Das Modell der Kontinuität
Zwar ist es nicht möglich, im neuzeitlichen Sinn eine Biographie Jesu zu schreiben, dennoch gibt es zwingende Gründe, eine Theologie des Neuen Testaments mit einer Darstellung der Verkündigung des vorösterlichen Jesus von Nazareth beginnen zu lassen: 1) Zuallererst sind es die Quellen selbst, die eine Beschränkung auf die nachösterliche Verkündigung verbieten. Jeder Vers der Evangelien zeigt, dass ihre Autoren den Ursprung des Christentums nicht im Kerygma, sondern im Auftreten des Jesus von Nazareth sehen. Im Vergleich mit anderen Bewegungen ist der durchgehende Bezug auf die Person Jesu auffallend; in einem sehr hohen Maß dient die Jesusüberlieferung überhaupt nur dazu, die Person Jesu herauszustellen. Ebenso verweist die nachösterliche Christusverkündigung auf Schritt und Tritt über sich selbst zurück. Sie bezieht sich durchgängig auf ein historisches Ereignis und ist in ihrem Kern (1 Kor 15, 3b.4a: „gestorben … und begraben“) die Deutung eines historischen Geschehens.
2) Aus erzähltheoretischer Sicht ist eine Trennung zwischen dem historischen Jesus und dem Kerygma ebenfalls nicht durchführbar (s.o. 1.3). Auch R.Bultmann konnte eine Verbindung zwischen beidem nicht gänzlich leugnen, reduzierte aber die Bedeutsamkeit des Jesus von Nazareth für das Kerygma auf das ‚Daß‘ seines Gekommenseins 5. Eine solche Minimierung auf einen völlig abstrakten Kern macht eine Rezeption unmöglich 6. Das bloße ‚Daß‘ eines Gekommenseins ist in seiner Unanschaulichkeit weder vermittel- noch rezipierbar; es kann nicht erzählt, allenfalls konstatiert werden! Die Vielfalt nachösterlicher Jesus-Christus-Erzählungen lässt sich ohne eine Verbindung zum Reichtum der vorösterlichen Erzählwelt nicht erklären.

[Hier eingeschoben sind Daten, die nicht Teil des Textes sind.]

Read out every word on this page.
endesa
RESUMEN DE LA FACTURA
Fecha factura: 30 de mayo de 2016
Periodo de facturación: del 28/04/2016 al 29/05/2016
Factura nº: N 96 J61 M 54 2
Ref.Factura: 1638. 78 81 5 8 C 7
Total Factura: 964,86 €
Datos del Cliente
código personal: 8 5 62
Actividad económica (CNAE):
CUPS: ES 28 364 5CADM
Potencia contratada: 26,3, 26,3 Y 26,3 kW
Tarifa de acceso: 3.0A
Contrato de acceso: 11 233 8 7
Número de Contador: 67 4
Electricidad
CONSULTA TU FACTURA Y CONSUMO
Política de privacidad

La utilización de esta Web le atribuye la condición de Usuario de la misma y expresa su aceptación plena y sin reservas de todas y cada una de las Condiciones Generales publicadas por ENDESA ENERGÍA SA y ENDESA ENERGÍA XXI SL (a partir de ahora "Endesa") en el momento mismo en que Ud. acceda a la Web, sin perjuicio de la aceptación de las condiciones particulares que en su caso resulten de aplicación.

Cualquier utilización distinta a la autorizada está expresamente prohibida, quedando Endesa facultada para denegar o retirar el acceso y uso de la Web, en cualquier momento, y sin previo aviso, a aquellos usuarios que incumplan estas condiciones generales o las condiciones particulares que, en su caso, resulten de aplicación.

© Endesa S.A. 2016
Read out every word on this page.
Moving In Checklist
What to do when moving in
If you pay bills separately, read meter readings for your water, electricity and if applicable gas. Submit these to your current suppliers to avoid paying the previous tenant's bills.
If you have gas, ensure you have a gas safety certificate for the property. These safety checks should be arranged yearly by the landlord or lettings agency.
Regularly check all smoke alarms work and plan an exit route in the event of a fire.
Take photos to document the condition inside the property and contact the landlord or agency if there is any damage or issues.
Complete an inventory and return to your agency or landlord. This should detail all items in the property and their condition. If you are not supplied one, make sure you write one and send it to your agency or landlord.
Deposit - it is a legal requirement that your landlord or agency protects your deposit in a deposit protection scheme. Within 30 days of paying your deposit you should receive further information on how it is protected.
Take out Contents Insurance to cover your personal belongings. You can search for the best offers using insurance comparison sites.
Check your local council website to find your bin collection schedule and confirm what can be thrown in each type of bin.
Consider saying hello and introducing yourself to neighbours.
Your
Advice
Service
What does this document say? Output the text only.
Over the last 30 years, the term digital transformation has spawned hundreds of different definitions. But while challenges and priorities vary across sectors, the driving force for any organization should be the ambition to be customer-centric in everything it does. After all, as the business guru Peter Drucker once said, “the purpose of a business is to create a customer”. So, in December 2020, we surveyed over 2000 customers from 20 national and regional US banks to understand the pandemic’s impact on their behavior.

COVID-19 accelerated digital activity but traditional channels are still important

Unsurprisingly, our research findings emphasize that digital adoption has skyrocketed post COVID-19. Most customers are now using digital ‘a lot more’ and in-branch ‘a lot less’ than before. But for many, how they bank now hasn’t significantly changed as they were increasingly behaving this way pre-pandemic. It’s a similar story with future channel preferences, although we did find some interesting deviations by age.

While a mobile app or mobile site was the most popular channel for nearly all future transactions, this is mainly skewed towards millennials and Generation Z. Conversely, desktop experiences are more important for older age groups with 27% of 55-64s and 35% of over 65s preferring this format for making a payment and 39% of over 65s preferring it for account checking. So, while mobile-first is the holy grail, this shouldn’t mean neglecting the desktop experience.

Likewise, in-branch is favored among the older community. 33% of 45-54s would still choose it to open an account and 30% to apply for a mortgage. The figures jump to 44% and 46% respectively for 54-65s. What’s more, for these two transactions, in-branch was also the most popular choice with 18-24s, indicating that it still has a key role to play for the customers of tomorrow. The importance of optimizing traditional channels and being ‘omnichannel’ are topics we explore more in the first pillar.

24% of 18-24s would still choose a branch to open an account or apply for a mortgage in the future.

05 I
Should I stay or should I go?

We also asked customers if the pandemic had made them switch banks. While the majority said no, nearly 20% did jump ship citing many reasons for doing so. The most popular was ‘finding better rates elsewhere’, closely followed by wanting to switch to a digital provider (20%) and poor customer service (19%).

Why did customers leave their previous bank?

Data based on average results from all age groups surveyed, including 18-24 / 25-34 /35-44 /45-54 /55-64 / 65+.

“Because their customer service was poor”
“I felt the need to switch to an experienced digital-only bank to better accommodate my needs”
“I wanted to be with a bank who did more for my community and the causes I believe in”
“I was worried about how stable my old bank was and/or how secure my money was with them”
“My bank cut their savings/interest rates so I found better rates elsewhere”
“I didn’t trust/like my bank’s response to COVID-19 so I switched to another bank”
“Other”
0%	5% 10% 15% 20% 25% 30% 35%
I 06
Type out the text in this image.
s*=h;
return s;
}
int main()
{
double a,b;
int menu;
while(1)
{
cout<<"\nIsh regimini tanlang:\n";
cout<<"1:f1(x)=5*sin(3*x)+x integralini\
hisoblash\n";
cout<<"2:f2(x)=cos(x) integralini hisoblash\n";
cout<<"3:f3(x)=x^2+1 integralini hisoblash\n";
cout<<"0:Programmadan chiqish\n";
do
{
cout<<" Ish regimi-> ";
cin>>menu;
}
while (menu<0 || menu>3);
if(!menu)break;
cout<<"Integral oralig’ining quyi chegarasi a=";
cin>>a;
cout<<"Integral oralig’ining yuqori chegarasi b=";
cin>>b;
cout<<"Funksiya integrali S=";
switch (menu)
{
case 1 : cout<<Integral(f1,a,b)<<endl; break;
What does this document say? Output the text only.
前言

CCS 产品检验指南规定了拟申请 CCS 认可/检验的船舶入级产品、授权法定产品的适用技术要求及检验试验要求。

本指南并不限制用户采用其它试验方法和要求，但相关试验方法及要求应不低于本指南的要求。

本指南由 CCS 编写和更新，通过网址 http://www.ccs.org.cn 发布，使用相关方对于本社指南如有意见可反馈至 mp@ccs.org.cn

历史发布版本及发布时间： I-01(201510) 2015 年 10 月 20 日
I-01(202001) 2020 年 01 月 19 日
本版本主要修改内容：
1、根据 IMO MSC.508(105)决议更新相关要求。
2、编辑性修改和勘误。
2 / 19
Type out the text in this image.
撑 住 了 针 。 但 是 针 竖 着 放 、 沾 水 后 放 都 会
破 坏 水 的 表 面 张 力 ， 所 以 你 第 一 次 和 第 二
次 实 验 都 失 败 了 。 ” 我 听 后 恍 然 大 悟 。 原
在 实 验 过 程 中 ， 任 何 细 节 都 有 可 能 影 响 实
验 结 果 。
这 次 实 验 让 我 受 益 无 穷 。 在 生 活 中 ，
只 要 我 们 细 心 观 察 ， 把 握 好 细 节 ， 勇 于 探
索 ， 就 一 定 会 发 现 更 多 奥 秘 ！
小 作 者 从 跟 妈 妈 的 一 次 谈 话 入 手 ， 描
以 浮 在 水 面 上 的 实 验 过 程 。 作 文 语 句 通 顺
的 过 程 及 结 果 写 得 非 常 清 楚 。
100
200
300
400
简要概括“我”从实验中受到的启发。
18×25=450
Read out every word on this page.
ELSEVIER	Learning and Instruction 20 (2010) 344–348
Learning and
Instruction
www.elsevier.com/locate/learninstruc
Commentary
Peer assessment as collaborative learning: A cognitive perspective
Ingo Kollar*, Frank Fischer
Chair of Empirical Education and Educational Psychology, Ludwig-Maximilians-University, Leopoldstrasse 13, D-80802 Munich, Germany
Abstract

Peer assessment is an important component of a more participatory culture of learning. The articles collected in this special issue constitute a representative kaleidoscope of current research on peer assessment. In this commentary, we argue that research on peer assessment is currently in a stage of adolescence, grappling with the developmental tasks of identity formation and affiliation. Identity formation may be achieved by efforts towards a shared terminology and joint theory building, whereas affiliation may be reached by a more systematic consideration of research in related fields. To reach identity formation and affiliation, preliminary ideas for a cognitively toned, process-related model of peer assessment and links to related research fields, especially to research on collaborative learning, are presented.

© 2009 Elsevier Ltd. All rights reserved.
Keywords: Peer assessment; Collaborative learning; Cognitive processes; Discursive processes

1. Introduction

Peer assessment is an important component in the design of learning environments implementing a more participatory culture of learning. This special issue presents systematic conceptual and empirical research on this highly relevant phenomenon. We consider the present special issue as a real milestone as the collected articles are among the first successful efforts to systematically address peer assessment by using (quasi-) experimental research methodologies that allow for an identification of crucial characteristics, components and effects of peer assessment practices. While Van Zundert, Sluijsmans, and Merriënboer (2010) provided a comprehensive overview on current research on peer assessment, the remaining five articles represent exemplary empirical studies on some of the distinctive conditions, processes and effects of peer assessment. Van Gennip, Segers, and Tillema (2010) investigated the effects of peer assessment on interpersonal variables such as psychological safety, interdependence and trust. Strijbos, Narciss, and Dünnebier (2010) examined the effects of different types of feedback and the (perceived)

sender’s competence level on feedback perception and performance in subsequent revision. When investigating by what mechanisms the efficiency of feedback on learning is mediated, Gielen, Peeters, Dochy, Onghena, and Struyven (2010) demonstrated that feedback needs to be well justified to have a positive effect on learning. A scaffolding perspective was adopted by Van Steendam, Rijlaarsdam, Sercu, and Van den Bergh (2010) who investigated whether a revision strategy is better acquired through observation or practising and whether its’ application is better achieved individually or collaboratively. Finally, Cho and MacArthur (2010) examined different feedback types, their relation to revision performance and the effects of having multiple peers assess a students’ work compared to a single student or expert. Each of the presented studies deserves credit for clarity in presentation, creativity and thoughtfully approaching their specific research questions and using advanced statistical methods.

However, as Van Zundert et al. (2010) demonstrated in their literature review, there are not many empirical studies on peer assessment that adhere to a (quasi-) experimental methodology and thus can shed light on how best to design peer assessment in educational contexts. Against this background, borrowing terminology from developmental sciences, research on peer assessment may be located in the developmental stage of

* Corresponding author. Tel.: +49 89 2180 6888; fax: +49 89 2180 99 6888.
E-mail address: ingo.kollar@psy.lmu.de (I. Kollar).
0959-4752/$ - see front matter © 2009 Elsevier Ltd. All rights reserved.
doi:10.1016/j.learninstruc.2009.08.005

3) Schließlich lässt sich aus sinntheoretischer Sicht zeigen, dass eine Alternative ‚historischer Jesus – Kerygma‘ nicht möglich ist und deshalb aufgegeben werden sollte. Bereits die Verkündigung des Jesus von Nazareth kann in umfassender Weise als Sinnbildung verstanden werden. Jesus interpretierte das gegenwärtige Heils- und Gerichtshandeln Gottes neu und stellte es in eine einzigartige Verbindung zu seiner Person. Jesu Selbstverständnis kann nicht von dem Gebrauch oder Nicht-Gebrauch einzelner Titel abhängig gemacht werden, sondern sein Auftreten und sein Anspruch lassen in ihrer Gesamtheit nur den Schluss zu, das er selbst seiner Person eine einzigartige Würde im Endzeithandeln Gottes zuschrieb. Jesu Sinnbildung stellt den Ausgangspunkt und die Grundlage jener Sinnbildungen dar, die wahrscheinlich schon vor Ostern einsetzten und sich nach Ostern unter veränderten Verstehensbedingungen fortsetzten 7. Einen historisch und theologisch tiefgreifenden Bruch zwischen einem angeblich unmessianischen Selbstverständnis Jesu und dem christologisch gefüllten Kerygma hat es nie gegeben! 8
Dem Modell der Kontinuität sind mit unterschiedlicher Begründung vor allem J.Jeremias, L.Goppelt, W.Thüsing, P.Stuhlmacher, U.Wilckens und F.Hahn verpflichtet. Jeremias arbeitet mit dem Modell ‚Ruf Jesu – Antwort der Gemeinde‘; Goppelt wählt den Terminus des ntl. ‚Erfüllungsgeschehens‘ zu seinem hermeneutischen Ausgangspunkt; Thüsing entwickelt ein hochkomplexes System der ‚Rückfrage nach Jesus‘, das in der Theozentrik Jesu den Ausgangspunkt und den inneren Kern aller ntl. Theologie erblickt; Stuhlmacher arbeitet im Rahmen einer ‚Biblischen Theologie‘ die Traditions- und Bekenntniskontinuität zwischen dem Alten und dem Neuen Testament heraus; Wilckens sieht in der Wirklichkeit des einen Gottes die Einheit der (biblischen) Theologie und Hahn schließlich wählt den Offenbarungsbegriff zur Kennzeichnung der Kontinuität des Handelns Gottes (s.u. 2.3).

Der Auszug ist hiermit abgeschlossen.